I have a .jpg containing an image of a table which I am attempting to extract to Excel, using Python.
I am following an example from here:
I have hit a problem though, where the horizontal rows are not being identified. In the source image (above) you can see that the horizontal rows are much lighter than the vertical columns, but they are visible in the source and I believe they should still be detected.
I have altered the cv2.threshold value almost every way I can think of, but still this has no affect on the returned image (see below):
- thresh, img_bin = cv2.threshold(img, 128, 255, cv2.THRESH_BINARY | cv2.THRESH_OTSU)
- thresh, img_bin = cv2.threshold(img, 0, 256, cv2.THRESH_BINARY | cv2.THRESH_OTSU)

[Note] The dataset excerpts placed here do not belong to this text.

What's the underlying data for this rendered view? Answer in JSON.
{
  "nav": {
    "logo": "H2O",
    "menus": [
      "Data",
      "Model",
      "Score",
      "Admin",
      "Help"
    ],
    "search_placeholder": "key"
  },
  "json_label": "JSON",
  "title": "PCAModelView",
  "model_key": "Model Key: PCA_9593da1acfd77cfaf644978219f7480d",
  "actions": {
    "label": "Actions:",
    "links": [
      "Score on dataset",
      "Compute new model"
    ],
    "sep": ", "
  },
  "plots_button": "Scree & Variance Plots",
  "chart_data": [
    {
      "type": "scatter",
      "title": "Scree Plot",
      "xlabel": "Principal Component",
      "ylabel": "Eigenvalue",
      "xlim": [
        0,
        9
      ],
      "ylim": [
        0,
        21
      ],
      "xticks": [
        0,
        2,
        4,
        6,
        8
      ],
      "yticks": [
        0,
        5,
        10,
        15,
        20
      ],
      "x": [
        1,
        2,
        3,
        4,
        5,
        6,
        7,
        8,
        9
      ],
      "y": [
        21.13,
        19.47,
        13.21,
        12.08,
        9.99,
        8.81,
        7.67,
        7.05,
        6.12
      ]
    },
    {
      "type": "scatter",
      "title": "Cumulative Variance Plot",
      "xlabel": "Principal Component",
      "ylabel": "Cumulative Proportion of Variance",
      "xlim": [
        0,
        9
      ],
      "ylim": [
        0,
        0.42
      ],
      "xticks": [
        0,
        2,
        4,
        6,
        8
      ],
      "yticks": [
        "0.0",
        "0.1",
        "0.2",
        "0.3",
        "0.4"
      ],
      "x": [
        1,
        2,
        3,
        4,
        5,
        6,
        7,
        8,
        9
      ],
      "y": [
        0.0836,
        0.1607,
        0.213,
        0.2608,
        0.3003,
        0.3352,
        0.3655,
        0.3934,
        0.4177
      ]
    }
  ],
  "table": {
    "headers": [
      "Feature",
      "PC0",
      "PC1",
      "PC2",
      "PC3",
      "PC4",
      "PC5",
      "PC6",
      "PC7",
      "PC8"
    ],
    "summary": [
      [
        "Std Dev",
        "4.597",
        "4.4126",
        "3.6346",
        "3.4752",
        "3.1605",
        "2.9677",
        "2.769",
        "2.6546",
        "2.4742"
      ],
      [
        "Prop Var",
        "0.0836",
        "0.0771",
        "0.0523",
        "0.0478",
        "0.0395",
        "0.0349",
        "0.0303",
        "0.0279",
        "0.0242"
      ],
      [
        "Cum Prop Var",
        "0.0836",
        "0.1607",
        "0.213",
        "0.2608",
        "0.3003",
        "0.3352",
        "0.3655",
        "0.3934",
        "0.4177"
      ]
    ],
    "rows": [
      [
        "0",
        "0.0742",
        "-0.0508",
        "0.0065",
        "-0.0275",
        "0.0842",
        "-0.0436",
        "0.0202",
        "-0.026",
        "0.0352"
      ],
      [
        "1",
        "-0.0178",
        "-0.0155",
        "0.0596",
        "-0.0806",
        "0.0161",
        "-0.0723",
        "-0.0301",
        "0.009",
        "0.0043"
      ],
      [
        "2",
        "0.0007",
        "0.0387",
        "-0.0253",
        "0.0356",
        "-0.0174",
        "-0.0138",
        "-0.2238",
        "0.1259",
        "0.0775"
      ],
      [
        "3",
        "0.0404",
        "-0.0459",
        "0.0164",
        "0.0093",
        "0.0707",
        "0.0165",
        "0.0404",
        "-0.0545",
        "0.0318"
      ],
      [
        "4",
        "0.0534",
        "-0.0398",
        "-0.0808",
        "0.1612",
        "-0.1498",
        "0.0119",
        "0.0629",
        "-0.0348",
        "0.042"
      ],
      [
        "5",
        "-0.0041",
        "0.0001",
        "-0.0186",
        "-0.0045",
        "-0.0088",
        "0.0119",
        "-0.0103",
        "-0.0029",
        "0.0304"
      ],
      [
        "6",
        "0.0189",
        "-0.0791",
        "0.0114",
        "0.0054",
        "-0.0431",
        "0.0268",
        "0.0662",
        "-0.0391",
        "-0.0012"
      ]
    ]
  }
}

Results in the same image:
import cv2
import numpy as np
import pandas as pd
import matplotlib.pyplot as plt
import csv
try:
from PIL import Image
except ImportError:
import Image
import pytesseract
# read your file
file = r'venv/images/iiCrop.jpg'
img = cv2.imread(file, 0)
img.shape
# thresholding the image to a binary image
thresh, img_bin = cv2.threshold(img, 128, 255, cv2.THRESH_BINARY | cv2.THRESH_OTSU)
# inverting the image
img_bin = 255 - img_bin
cv2.imwrite('venv/images/cv_inverted.png', img_bin)
# Plotting the image to see the output
plotting = plt.imshow(img_bin, cmap='gray')
plt.show()
Is there something obvious, or not so obvious I am doing wrong?